It’s arrival in the US: Native to China, Japan, Korea and Taiwan, this vine was brought to the U.S. in the mid-to-late 1800s as an ornamental and as a medicinal plant. Note: this is not the type of hops used for beer making.
What exactly is it? Japanese hops is an annual, climbing or trailing vine that can grow up to 35 feet in length in one growing season. Leaves are opposite along the vine and have an average of five lobes with toothed margins and a rough surface. The stem is covered with prickles. Female flowers appear in mid summer as cone-shaped clusters that hang down (called hops), while male flowers are upright and stemlike
Geographic range: Japanese hops is found in scattered counties throughout New England, the MidAtlantic and Midwest states, and as far south as Alabama.

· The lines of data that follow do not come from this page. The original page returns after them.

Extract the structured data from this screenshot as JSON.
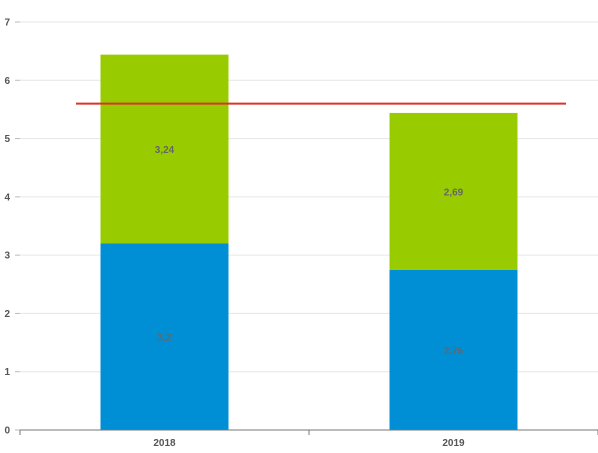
{
  "chart_data": {
    "type": "bar",
    "stacked": true,
    "categories": [
      "2018",
      "2019"
    ],
    "series": [
      {
        "values": [
          3.2,
          2.75
        ],
        "labels": [
          "3,2",
          "2,75"
        ],
        "color": "#008fd5"
      },
      {
        "values": [
          3.24,
          2.69
        ],
        "labels": [
          "3,24",
          "2,69"
        ],
        "color": "#99cc00"
      }
    ],
    "reference_line": {
      "value": 5.6,
      "color": "#d9342b"
    },
    "ylim": [
      0,
      7
    ],
    "yticks": [
      0,
      1,
      2,
      3,
      4,
      5,
      6,
      7
    ],
    "grid": true,
    "legend": "none",
    "title": "",
    "xlabel": "",
    "ylabel": ""
  }
}
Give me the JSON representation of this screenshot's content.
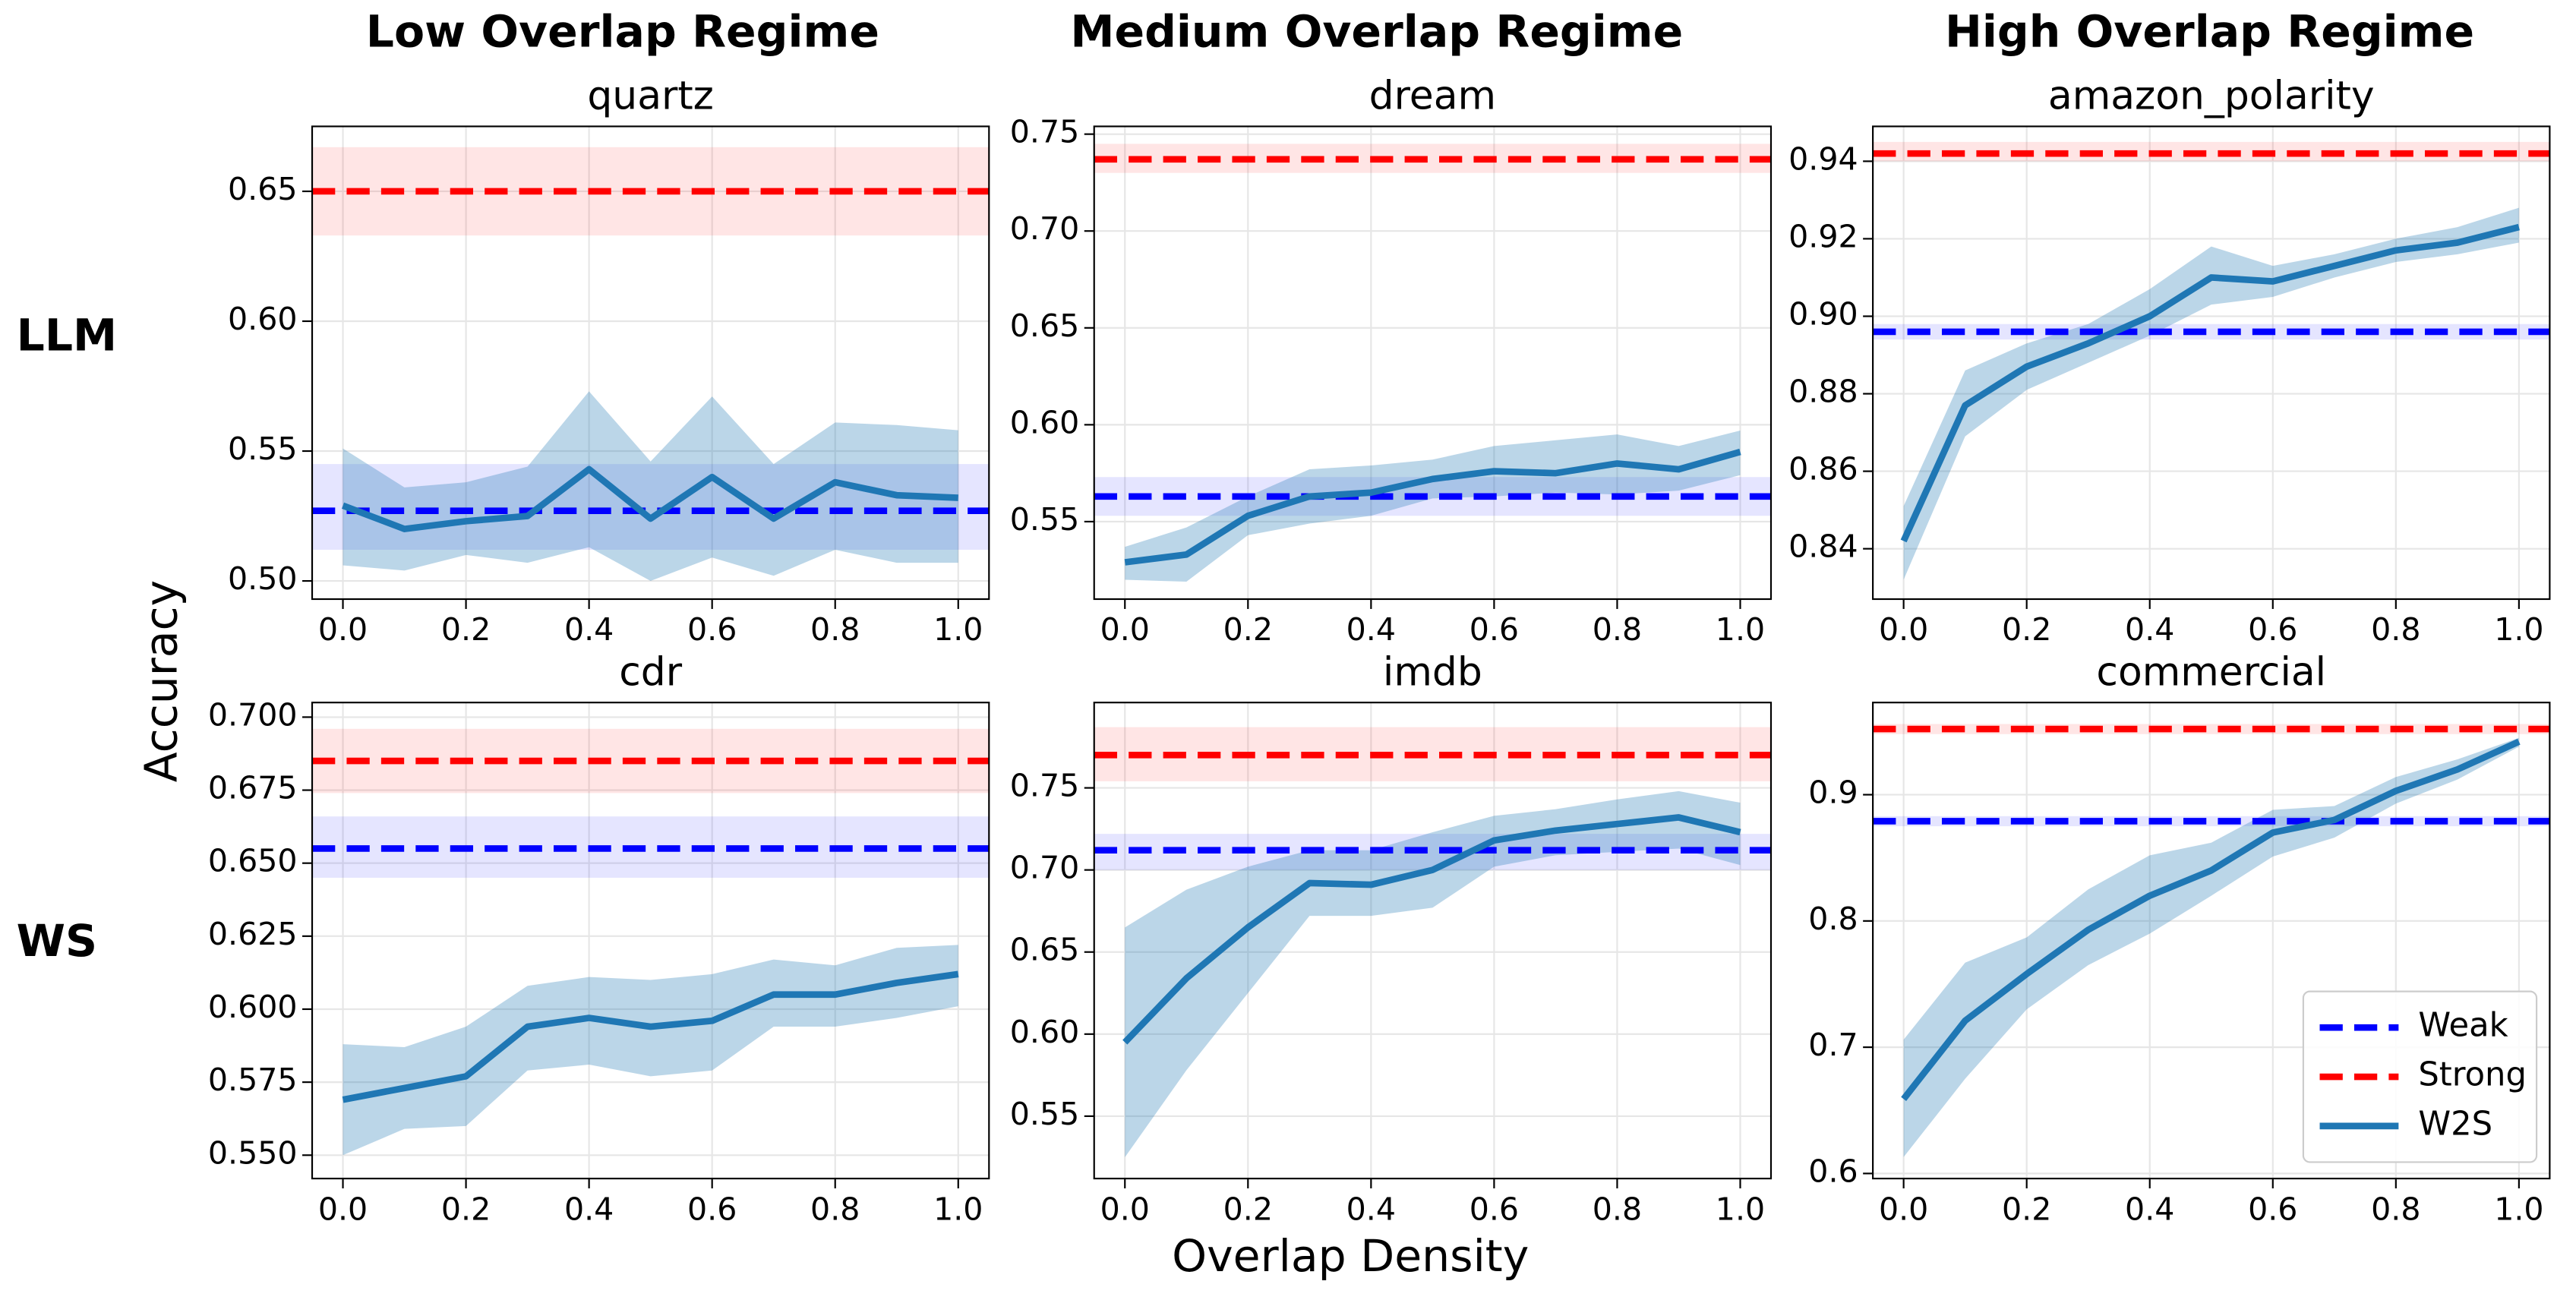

Spread & Threat: This vine spread vegetatively by its fast growth rate and through abundant small seeds that can be spread by rivers and streams. The seed bank lasts approximately three years. Japanese hops can form dense patches that out-compete and smother native vegetation
Controlling it: The plants may be pulled in late spring and early summer, before they flower and set seed, typically prior to August. Be sure to wear gloves as protection from the hooked hairs that may cause blistering of the skin. When pulling, remove as much of the roots as possible, as the plant may resprout. Bag and discard all plant material. Repeated cutting or mowing close to the ground may also be used, however its effectiveness is limited as vines quickly re-grow from cut stems.